Definition
Published routes in the low-altitude airspace structure (generally below 18,000 feet MSL) defined by VOR navigation aids, designated as Victor airways in the contiguous United States. Each airway has a centerline, a width (typically 8 nautical miles total), defined minimum altitudes, and is depicted on IFR low-altitude en route charts.
Plain English
Pre-set highways in the sky that pilots fly along when navigating under instrument flight rules at lower altitudes. They run between ground-based navigation stations and have names like V23 or V123.
Context Anchor
Seen when planning an instrument flight, reading an enroute chart, or loading a route into a flight management system.
Derivation
Airway comes from air plus way, meaning a path or route through the air.
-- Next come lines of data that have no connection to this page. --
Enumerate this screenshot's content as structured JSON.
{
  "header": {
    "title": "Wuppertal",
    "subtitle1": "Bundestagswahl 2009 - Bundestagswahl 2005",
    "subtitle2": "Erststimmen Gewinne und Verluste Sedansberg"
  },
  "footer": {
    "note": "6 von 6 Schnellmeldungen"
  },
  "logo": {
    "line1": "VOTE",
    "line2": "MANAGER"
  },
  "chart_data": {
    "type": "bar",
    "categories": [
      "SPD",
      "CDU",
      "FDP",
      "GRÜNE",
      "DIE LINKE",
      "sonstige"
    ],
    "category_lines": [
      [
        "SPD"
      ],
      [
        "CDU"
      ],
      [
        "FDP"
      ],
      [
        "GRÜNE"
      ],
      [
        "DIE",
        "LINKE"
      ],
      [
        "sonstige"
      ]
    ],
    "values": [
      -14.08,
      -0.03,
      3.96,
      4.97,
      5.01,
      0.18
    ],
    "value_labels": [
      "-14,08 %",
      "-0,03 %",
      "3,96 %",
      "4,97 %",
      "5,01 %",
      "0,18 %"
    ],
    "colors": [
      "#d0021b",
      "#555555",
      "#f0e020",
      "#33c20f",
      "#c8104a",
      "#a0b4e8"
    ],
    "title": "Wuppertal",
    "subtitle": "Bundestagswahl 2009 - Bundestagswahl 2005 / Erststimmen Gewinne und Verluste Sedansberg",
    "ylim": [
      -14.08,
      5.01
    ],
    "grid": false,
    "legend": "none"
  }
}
In aviation, it does not mean a physical road; it means an officially published route that exists on charts and in navigation equipment.
Why Pilots Care
Using airways ensures compliance with air traffic control procedures and provides reliable navigation references for safe IFR travel.
Analogy
An airway is like a highway shown on a map, except there is no pavement. The path is defined by charts, navigation equipment, and air traffic control procedures.
Intuition Check
Do not read airways as breathing passages, or as just any open space an airplane can fly through. In instrument flying, airways are specific published routes with names, boundaries, and charted information.
Example Sentence 1
The pilot loaded a route of V23 to V97 into the FMS before departure.
Example Sentence 2
During FMS programming, the pilot loaded the airway segment to connect two fixes automatically.